How to obfuscate string constants?

Question

We have an application which contains sensitive information and I'm trying my best to secure it. The sensitive information includes:

The main algorithm
The keys for an encryption/decryption algorithm

I've been looking at Obfuscating the code but it doesn't seem to help much as I can still decompile it. However, my biggest concern is that the keys used for encryption of serial numbers etc are clearly visible when you decompile the code, even when it's Obfuscated.

Can anyone suggest how I can secure these strings?

I realise one of the methods might be to remove any decryption from the application itself, while this may be possible in part, there are some features which have to use encryption/decryption - mainly to save a config file and to pass an 'authorisation' token to a DLL to perform a calculation.

You are asking for help building a security system without specifying the most important thing: **what is the threat you are attempting to secure the code against?** Describe the threat.
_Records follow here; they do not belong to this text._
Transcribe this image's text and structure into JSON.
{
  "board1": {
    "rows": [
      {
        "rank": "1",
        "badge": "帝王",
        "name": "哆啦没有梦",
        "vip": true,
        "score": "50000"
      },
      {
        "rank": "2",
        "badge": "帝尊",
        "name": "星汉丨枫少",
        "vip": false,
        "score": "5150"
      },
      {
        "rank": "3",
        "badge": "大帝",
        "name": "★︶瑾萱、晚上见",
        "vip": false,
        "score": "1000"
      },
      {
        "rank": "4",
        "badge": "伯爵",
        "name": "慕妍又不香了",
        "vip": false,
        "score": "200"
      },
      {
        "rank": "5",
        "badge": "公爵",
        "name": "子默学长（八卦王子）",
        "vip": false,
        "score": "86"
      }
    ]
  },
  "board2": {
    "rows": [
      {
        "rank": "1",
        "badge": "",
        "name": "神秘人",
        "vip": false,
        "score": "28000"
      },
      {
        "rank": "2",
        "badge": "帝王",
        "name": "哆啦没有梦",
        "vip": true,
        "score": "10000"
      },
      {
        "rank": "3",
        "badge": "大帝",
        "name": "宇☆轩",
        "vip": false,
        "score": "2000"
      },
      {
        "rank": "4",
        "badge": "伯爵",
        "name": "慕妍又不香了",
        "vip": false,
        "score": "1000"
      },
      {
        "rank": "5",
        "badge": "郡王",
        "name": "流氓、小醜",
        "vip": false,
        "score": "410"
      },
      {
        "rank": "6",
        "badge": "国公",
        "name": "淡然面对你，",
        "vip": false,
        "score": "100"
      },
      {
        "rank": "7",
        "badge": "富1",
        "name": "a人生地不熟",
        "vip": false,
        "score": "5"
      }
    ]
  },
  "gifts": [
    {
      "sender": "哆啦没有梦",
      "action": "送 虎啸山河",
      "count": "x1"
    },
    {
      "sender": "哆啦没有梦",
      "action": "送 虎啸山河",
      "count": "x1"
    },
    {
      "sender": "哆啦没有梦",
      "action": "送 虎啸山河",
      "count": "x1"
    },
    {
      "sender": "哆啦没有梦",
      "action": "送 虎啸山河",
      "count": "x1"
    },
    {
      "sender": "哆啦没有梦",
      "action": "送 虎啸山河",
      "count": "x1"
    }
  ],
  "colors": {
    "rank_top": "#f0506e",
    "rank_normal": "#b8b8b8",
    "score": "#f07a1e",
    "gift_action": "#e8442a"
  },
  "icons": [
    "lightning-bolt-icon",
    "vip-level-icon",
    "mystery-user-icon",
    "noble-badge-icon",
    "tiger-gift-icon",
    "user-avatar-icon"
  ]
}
That said, it sounds like you are going down a very wrong path here. If you don't want the user to have your precious secret algorithms **don't sell them a device that implements that algorithm**. Keep the algorithm on your servers. — Eric Lippert, May 16 '11 at 14:08

Mark Booth · Answer 1 · 2020-03-02T15:28:52.340

There are ways to do what you want, but it isn't cheap and it isn't easy.

Is it worth it?

When looking at whether to protect software, we first have to answer a number of questions:

How likely is this to happen?
What is the value to someone else of your algorithm and data?
What is the cost to them of buying a license to use your software?
What is the cost to them of replicating your algorithm and data?
What is the cost to them of reverse engineering your algorithm and data?
What is the cost to you of protecting your algorithm and data?

If these produce a significant economic imperative to protect your algorithm/data then you should look into doing it. For instance if the value of the service and cost to customers are both high, but the cost of reverse engineering your code is much lower than the cost of developing it themselves, then people may attempt it.
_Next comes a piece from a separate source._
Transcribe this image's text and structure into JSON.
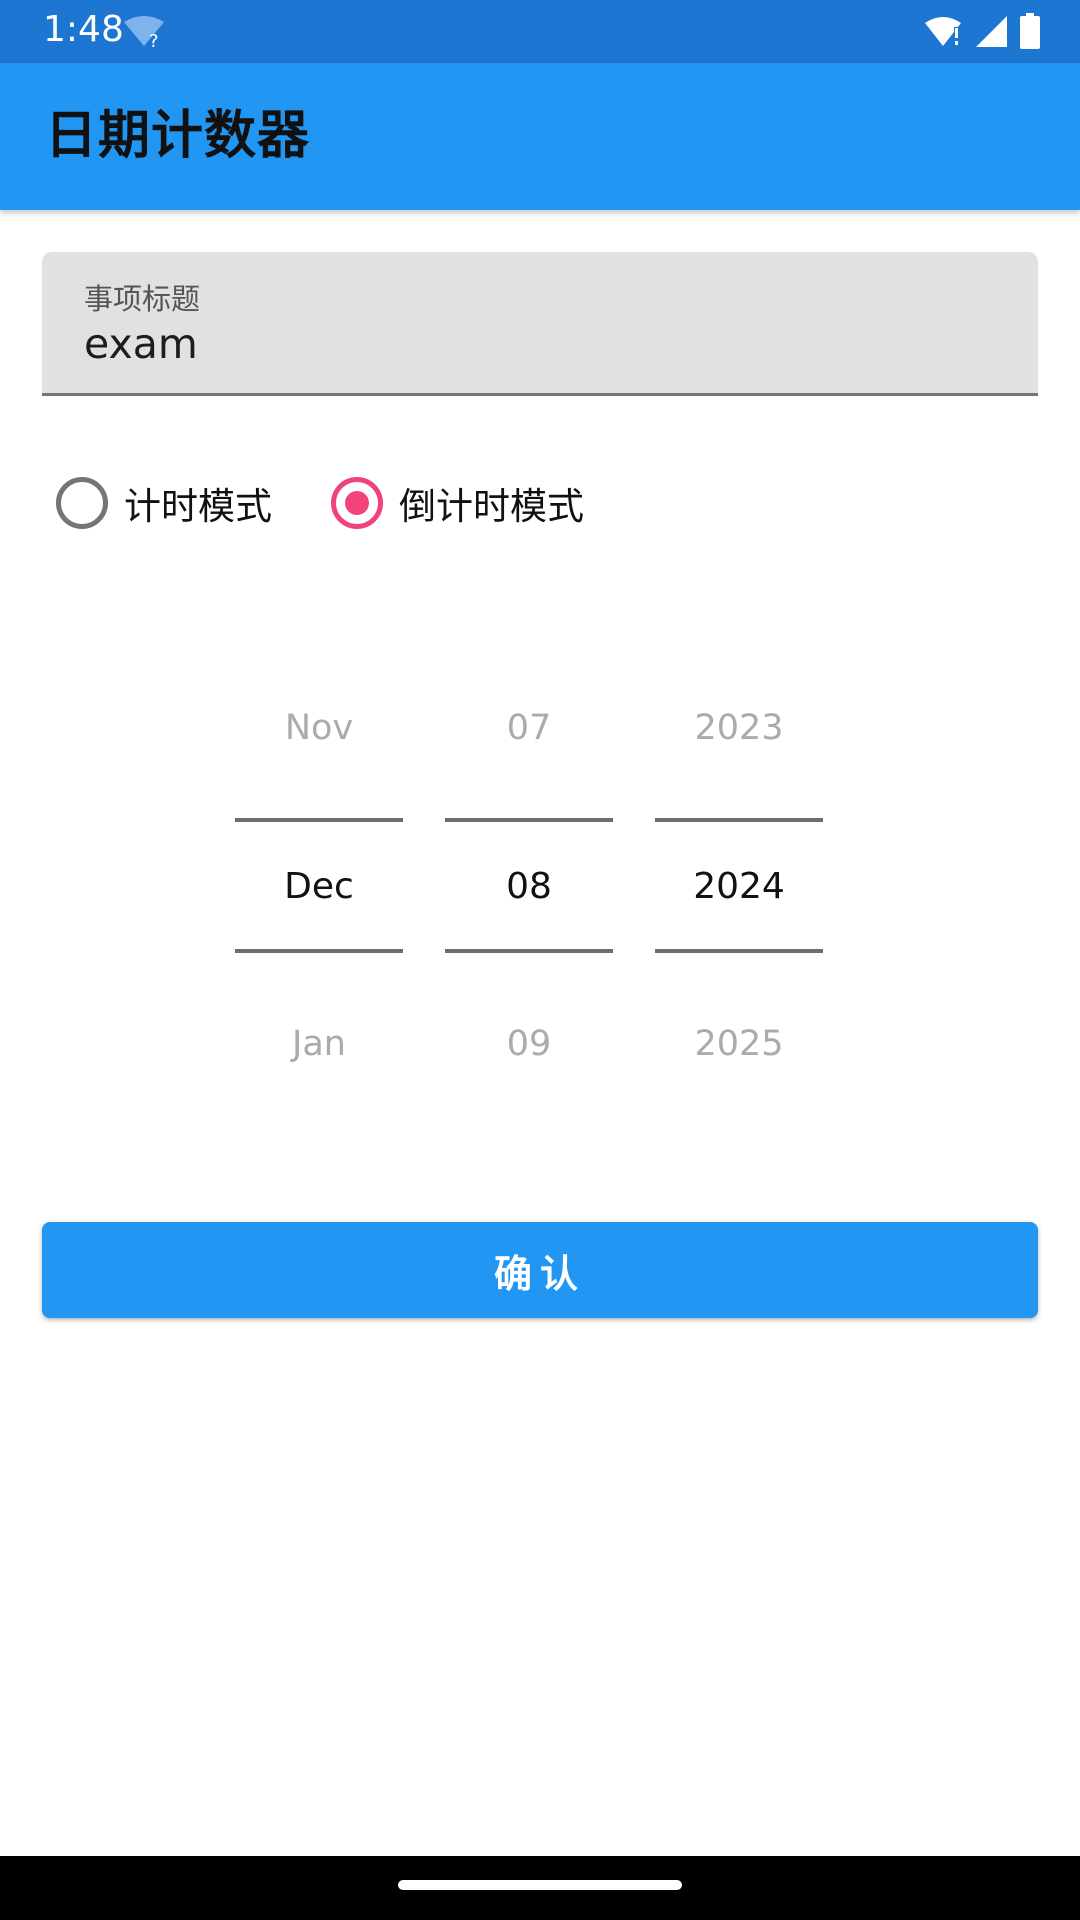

So, this leads on to your question

How do you secure your algorithm and data?

Discouragement

Obfuscation

The option you suggest, obfuscating the code, messes with the economics above - it tries to significantly increase the cost to them (5 above) without increasing the cost to you (6) very much. The research by the Center for Encrypted Functionalities has done some interesting research on this. The problem is that as with DVD encryption it is doomed to failure if there is enough of a differential between 3, 4 and 5 then eventually someone will do it.

Detection

Another option might be a form of Steganography, which allows you to identify who decrypted your data and started distributing it. For instance, if you have 100 different float values as part of your data, and a 1bit error in the LSB of each of those values wouldn't cause a problem with your application, encode a unique (to each customer) identifier into those bits. The problem is, if someone has access to multiple copies of your application data, it would be obvious that it differs, making it easier to identify the hidden message.

Protection

SaaS - Software as a Service

A more secure option might be to provide the critical part of your software as a service, rather than include it in your application.

Conceptually, your application would collect up all of the data required to run your algorithm, package it up as a request to a server (controlled by you) in the cloud, your service would then calculate your results and pass it back to the client, which would display it.
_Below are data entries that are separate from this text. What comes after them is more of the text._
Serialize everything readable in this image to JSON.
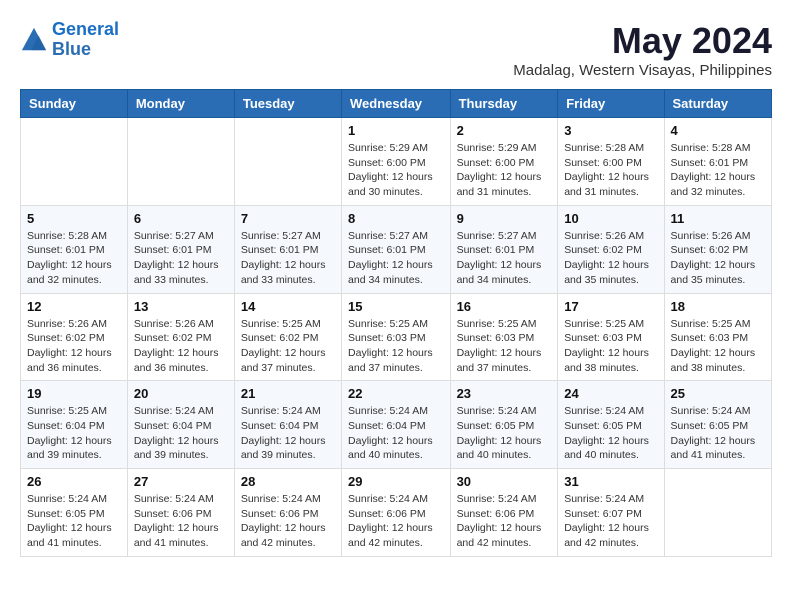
{
  "header": {
    "logo_line1": "General",
    "logo_line2": "Blue",
    "month": "May 2024",
    "location": "Madalag, Western Visayas, Philippines"
  },
  "days_of_week": [
    "Sunday",
    "Monday",
    "Tuesday",
    "Wednesday",
    "Thursday",
    "Friday",
    "Saturday"
  ],
  "weeks": [
    [
      {
        "day": "",
        "info": ""
      },
      {
        "day": "",
        "info": ""
      },
      {
        "day": "",
        "info": ""
      },
      {
        "day": "1",
        "info": "Sunrise: 5:29 AM\nSunset: 6:00 PM\nDaylight: 12 hours\nand 30 minutes."
      },
      {
        "day": "2",
        "info": "Sunrise: 5:29 AM\nSunset: 6:00 PM\nDaylight: 12 hours\nand 31 minutes."
      },
      {
        "day": "3",
        "info": "Sunrise: 5:28 AM\nSunset: 6:00 PM\nDaylight: 12 hours\nand 31 minutes."
      },
      {
        "day": "4",
        "info": "Sunrise: 5:28 AM\nSunset: 6:01 PM\nDaylight: 12 hours\nand 32 minutes."
      }
    ],
    [
      {
        "day": "5",
        "info": "Sunrise: 5:28 AM\nSunset: 6:01 PM\nDaylight: 12 hours\nand 32 minutes."
      },
      {
        "day": "6",
        "info": "Sunrise: 5:27 AM\nSunset: 6:01 PM\nDaylight: 12 hours\nand 33 minutes."
      },
      {
        "day": "7",
        "info": "Sunrise: 5:27 AM\nSunset: 6:01 PM\nDaylight: 12 hours\nand 33 minutes."
      },
      {
        "day": "8",
        "info": "Sunrise: 5:27 AM\nSunset: 6:01 PM\nDaylight: 12 hours\nand 34 minutes."
      },
      {
        "day": "9",
        "info": "Sunrise: 5:27 AM\nSunset: 6:01 PM\nDaylight: 12 hours\nand 34 minutes."
      },
      {
        "day": "10",
        "info": "Sunrise: 5:26 AM\nSunset: 6:02 PM\nDaylight: 12 hours\nand 35 minutes."
      },
      {
        "day": "11",
        "info": "Sunrise: 5:26 AM\nSunset: 6:02 PM\nDaylight: 12 hours\nand 35 minutes."
      }
    ],
    [
      {
        "day": "12",
        "info": "Sunrise: 5:26 AM\nSunset: 6:02 PM\nDaylight: 12 hours\nand 36 minutes."
      },
      {
        "day": "13",
        "info": "Sunrise: 5:26 AM\nSunset: 6:02 PM\nDaylight: 12 hours\nand 36 minutes."
      },
      {
        "day": "14",
        "info": "Sunrise: 5:25 AM\nSunset: 6:02 PM\nDaylight: 12 hours\nand 37 minutes."
      },
      {
        "day": "15",
        "info": "Sunrise: 5:25 AM\nSunset: 6:03 PM\nDaylight: 12 hours\nand 37 minutes."
      },
      {
        "day": "16",
        "info": "Sunrise: 5:25 AM\nSunset: 6:03 PM\nDaylight: 12 hours\nand 37 minutes."
      },
      {
        "day": "17",
        "info": "Sunrise: 5:25 AM\nSunset: 6:03 PM\nDaylight: 12 hours\nand 38 minutes."
      },
      {
        "day": "18",
        "info": "Sunrise: 5:25 AM\nSunset: 6:03 PM\nDaylight: 12 hours\nand 38 minutes."
      }
    ],
    [
      {
        "day": "19",
        "info": "Sunrise: 5:25 AM\nSunset: 6:04 PM\nDaylight: 12 hours\nand 39 minutes."
      },
      {
        "day": "20",
        "info": "Sunrise: 5:24 AM\nSunset: 6:04 PM\nDaylight: 12 hours\nand 39 minutes."
      },
      {
        "day": "21",
        "info": "Sunrise: 5:24 AM\nSunset: 6:04 PM\nDaylight: 12 hours\nand 39 minutes."
      },
      {
        "day": "22",
        "info": "Sunrise: 5:24 AM\nSunset: 6:04 PM\nDaylight: 12 hours\nand 40 minutes."
      },
      {
        "day": "23",
        "info": "Sunrise: 5:24 AM\nSunset: 6:05 PM\nDaylight: 12 hours\nand 40 minutes."
      },
      {
        "day": "24",
        "info": "Sunrise: 5:24 AM\nSunset: 6:05 PM\nDaylight: 12 hours\nand 40 minutes."
      },
      {
        "day": "25",
        "info": "Sunrise: 5:24 AM\nSunset: 6:05 PM\nDaylight: 12 hours\nand 41 minutes."
      }
    ],
    [
      {
        "day": "26",
        "info": "Sunrise: 5:24 AM\nSunset: 6:05 PM\nDaylight: 12 hours\nand 41 minutes."
      },
      {
        "day": "27",
        "info": "Sunrise: 5:24 AM\nSunset: 6:06 PM\nDaylight: 12 hours\nand 41 minutes."
      },
      {
        "day": "28",
        "info": "Sunrise: 5:24 AM\nSunset: 6:06 PM\nDaylight: 12 hours\nand 42 minutes."
      },
      {
        "day": "29",
        "info": "Sunrise: 5:24 AM\nSunset: 6:06 PM\nDaylight: 12 hours\nand 42 minutes."
      },
      {
        "day": "30",
        "info": "Sunrise: 5:24 AM\nSunset: 6:06 PM\nDaylight: 12 hours\nand 42 minutes."
      },
      {
        "day": "31",
        "info": "Sunrise: 5:24 AM\nSunset: 6:07 PM\nDaylight: 12 hours\nand 42 minutes."
      },
      {
        "day": "",
        "info": ""
      }
    ]
  ]
}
This keeps all of your proprietary, confidential data and algorithms within a domain that you control completely, and removes any possibility of a client extracting either.

The obvious downside is that clients are tied into your service provision, are at the mercy of your servers and their internet connection. Unfortunately many people object to SaaS for exactly these reasons. On the plus side, they are always up to date with bug fixes, and your compute cluster is likely to be higher performance than the PC they are running the user interface on.

This would be a huge step to take though, and could have a huge cost 6 above, but is one of the few ways to keep your algorithm and data completely secure.

Software Protection Dongles

Although traditional Software Protection Dongles would protect from software piracy, they wouldn't protect against algorithms and data in your code being extracted.

Newer Code Porting dongles (such as SenseLock^†) appear to be able to do what you want though. With these devices, you take code out of your application and port it to the secure dongle processor. As with SaaS, your application would bundle up the data, pass it to the dongle (probably a USB device attached to your computer) and read back the results.

Unlike SaaS, data bandwidth would be unlikely to be an issue, but performance of your application may be limited by the performance of your SDP.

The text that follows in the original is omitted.